5.二重カメラシステムを最新のスマートフォンデバイスに使用する。例えば、iPhone(登録商標) 7+から始まった、二重カメラシステムは、画像における物体に対応する距離マップを提供することができる。これは、準備ステップの一環として(例えば、画像においてボール又は他の物体を位置特定し、距離を覚えることにより)又はリアルタイム処理中(現在、高フレームレートで奥行き情報をサポートする既知のデバイスはないが)、実行し得る。
6.ARKit又は同様のAPIを使用して、画像から世界系へのマッピングを学習する。この手法は、ユーザが、3D世界モデルを確立するのに十分にカメラを移動させ、既知の距離における物体又はロケーションを識別する準備ステップの一環としてのみ実現可能である。例えば、この手法を使用して、カメラのXフィート前の地面に線を投影することができ、次に、ユーザはその線に画像における所望の発射位置と位置合わせすることができる。

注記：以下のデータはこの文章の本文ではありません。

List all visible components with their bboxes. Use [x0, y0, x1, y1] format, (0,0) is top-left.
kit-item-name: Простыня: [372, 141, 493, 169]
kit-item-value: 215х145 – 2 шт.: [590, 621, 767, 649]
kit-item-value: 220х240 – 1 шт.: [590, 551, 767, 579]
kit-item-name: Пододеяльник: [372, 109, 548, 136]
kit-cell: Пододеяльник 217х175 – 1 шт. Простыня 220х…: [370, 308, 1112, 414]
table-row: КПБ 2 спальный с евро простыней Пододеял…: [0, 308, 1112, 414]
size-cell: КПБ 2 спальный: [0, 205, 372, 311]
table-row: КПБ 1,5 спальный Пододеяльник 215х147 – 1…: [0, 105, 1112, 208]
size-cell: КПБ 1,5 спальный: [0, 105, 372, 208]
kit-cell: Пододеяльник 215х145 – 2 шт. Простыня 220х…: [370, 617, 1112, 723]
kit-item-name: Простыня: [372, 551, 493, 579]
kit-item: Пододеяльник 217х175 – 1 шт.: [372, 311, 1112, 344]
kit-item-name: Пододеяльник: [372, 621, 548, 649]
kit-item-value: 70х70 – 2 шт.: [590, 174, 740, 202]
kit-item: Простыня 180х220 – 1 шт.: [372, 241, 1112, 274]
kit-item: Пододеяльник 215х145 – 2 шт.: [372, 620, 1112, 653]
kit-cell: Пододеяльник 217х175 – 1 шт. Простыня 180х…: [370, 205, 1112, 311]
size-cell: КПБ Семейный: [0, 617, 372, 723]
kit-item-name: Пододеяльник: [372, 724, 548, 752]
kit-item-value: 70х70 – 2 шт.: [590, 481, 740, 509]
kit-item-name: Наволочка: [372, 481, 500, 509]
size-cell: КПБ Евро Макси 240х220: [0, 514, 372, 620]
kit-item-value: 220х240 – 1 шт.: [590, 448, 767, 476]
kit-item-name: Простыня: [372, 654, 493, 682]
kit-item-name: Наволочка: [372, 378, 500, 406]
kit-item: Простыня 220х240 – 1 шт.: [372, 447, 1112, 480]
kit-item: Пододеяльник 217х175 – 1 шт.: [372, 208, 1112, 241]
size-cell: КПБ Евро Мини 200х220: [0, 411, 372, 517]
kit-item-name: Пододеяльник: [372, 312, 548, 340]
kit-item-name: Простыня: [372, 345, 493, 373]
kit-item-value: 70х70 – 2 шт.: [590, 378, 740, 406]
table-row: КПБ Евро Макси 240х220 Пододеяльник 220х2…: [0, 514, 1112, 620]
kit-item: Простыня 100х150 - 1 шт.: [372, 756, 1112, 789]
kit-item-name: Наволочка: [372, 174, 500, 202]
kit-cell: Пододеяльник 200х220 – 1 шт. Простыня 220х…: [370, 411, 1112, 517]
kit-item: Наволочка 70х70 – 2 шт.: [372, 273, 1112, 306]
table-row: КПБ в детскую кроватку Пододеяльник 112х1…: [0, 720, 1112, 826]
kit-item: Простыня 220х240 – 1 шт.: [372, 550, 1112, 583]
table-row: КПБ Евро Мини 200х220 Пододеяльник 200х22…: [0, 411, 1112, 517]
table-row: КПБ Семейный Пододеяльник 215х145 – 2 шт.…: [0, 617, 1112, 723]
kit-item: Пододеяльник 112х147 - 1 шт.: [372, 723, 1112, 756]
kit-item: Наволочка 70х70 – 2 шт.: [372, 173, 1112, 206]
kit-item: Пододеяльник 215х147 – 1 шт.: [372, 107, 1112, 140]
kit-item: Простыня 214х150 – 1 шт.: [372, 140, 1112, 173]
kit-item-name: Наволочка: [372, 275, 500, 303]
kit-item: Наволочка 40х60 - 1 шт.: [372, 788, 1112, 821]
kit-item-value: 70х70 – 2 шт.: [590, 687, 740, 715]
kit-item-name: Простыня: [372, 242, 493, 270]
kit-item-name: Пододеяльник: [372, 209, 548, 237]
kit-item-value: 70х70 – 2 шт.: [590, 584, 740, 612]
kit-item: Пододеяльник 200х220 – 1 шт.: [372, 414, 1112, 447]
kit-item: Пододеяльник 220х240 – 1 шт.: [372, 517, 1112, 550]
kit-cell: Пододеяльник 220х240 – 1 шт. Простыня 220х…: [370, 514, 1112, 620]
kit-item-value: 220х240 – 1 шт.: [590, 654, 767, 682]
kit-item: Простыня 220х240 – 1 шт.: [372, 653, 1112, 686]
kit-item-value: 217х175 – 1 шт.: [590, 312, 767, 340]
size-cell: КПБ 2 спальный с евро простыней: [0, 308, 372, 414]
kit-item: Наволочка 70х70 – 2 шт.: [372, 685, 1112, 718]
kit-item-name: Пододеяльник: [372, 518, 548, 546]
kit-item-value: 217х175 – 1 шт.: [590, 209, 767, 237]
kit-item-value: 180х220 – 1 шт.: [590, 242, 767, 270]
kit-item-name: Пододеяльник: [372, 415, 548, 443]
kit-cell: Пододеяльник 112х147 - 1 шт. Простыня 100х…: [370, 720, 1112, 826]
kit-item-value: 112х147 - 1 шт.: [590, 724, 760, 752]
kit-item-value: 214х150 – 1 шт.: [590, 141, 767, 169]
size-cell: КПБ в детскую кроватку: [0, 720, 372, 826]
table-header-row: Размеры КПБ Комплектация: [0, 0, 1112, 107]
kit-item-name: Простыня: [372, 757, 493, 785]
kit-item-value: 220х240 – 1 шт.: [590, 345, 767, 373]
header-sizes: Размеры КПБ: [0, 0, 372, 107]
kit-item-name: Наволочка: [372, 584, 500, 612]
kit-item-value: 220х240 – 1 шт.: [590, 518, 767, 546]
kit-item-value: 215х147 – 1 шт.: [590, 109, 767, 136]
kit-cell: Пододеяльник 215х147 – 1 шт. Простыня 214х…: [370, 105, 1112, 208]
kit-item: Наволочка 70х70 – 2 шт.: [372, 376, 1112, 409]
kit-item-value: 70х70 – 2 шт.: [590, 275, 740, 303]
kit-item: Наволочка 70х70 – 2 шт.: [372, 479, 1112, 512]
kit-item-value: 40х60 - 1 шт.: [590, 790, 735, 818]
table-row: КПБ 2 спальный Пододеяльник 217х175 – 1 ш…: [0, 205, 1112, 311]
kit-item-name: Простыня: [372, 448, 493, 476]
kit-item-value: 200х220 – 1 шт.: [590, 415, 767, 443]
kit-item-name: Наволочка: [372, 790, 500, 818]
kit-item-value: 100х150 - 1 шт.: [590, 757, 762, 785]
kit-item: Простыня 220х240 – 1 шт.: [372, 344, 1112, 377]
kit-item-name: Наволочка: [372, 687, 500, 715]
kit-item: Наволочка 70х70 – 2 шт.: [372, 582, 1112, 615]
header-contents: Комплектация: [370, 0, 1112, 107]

7.複数のカメラを使用して、異なる視点から画像を取得する。
【0046】
図9の例では、カメラ103と投射物101との間の距離902は、上記方法の1つ又は複数を使用して取得される。幾つかの状況では、捕捉されたカメラ画像フレームの時間スケールと初期状況を同期させるために、投射物がカメラからこの距離にあるときを特定又は推定することが望ましいこともある。この初期時間は、例えば、ゴルフクラブで打たれる時間(
図9のように)又は野球のバットのような別の物体で打たれる時間等の投射物がインパクトを受ける時間であり得る。幾つかの場合、センサはインパクト(例えば、クラブのショックセンサ等)を測定し得、インパクト時間を知り得る。幾つかの場合、インパクト時間をカメラ画像から推定することが望ましいことがある。例えば、
図9では、フレーム910aは運動中の投射物が検出される最初のフレームであり得る。したがって、そのインパクト時間がフレーム910aに先行するフレーム911にあったと見積もることが妥当であり得る。幾つかの場合、カメラ画像の手動レビューを使用して、インパクト時間を含むか、又はインパクト時間に最も近いフレームを識別し得る。
【0047】
図9の例では、フレーム911はインパクトのフレームとして設定され、t=0のタイムスタンプ912が割り当てられる。例えば、カメラ103が毎秒60フレームでフレームを捕捉すると仮定すると、続くフレーム910a〜910dのタイムスタンプを計算し得る。時間912における初期状況920は5つの未知パラメータを含み、yパラメータ921は既知又は測定された距離902に設定される。この例では、インパクト後の初期期間にわたりボールに対して作用した力がないと仮定する単純な物理モデル922を使用する。この物理モデルは、世界基準系901において、各時間期間におけるボールの3D位置を提供する。次に、この位置は、カメラ投射変換512を介して画像座標510にマッピングされる。この例では、カメラパラメータ930は既知であると仮定されるか、又は測定される。
【0048】
フレーム910a〜910dにおける投射物の観測ピクセルロケーション940は、未知の初期状況920の関数である予測ピクセルロケーション941と比較される。非線形最小二乗ソルバ943を使用して、観測ピクセルロケーション940と予測ピクセルロケーション941との間の二乗誤差942の和を最小にする。このソルバ943は、誤差942を最小にする初期状況920の値を特定する。
【0049】
この手順の結果を
図10に示す。非線形最小二乗ソルバ943により計算された初期状況1001は、二乗誤差942を最小にする。これらの初期状況を用いて、物理モデル922はボールの3D軌道1002を生成する。(視覚化のために、水平面への軌道位置の投射も示される)。カメラ位置1003も示される。ボールの軌道がカメラに向かって傾斜することが明かである。カメラ投射変換512は、3D軌道1002をフレーム910dにおける予測位置1004等の予測ピクセルロケーション(青で示される)にマッピングし、観測ピクセルロケーションと予測ピクセルロケーションとの密な近似を示す。
【0050】
1つ又は複数の実施形態は、複数のカメラを使用し得、これらの複数のカメラからの投射物の画像を解析することにより3D投射物軌道を導出し得る。各カメラは異なる角度から投射物を見て、それ自体の画像フレームにおけるボールロケーションの測定値を提供する。例えば、1つ又は複数の「スレーブ」カメラは、1つの「マスタ」カメラ(又は別の座標系)と測定値を共有し得、マスタカメラは全ての測定値を一緒にして、ジョイント測定ベクトルを生成する。
【0051】
上述したように、各カメラは、1つのスケールファクタ(初期ボール位置へのカメラの位置に基づく)を除き、完全な3D軌道を特定することができる。仮に1つのカメラからの距離を知ることができるならば、ボールの実際速度が分かるとともに、他のカメラへの距離も分かるであろう。カメラが何台であろうとも関係なく、1つの未知のスケールファクタ(ジオメトリ全体を「ズーム」イン又は「ズーム」アウトすることができ、全ての測定値は同じままである)を有する。必要なのは、未知数を解くためのあと1つのパラメータだけである。ボールへの距離を知る必要がある単一カメラの場合とは異なり、ここでは、固定されたカメラのうちの任意の2つ間の相対距離を使用することができる。この距離は、例えば、カメラのGPS位置から導出することができ(必要なのは相対位置だけであり、相対位置は絶対位置よりもはるかに正確である)、又はユーザにより提供された任意の2つのカメラ間の測定された距離であることができる。
【0052】
マルチカメラ問題を解くために、まず、任意の測定された又はユーザ提供のカメラ位置情報(例えば、全てのカメラのGPS位置)を含むように測定ベクトルを拡張し得る。次に、ボールの初期位置及び速度、各スレーブカメラの時間バイアス、及び任意の残りのカメラの位置情報(例えば、マスタに対する各スレーブカメラの未知の向き)を含め、残りの未知数で状態ベクトルを拡張し得る。全ての状態空間パラメータの大まかな初期推定を生の測定値から計算することができる。次に、アルゴリズムは反復して、目的関数を最小にする状態ベクトルを見つける。状態空間を完全に観測可能にするために必要なのは、測定関数への1つのスケールファクタ制約だけである。
【0053】
本明細書に開示された本発明について具体的な実施形態及び用途により説明したが、特許請求の範囲に記載される本発明の範囲から逸脱せずに、当業者により多くの変更及び変形を行うことが可能である。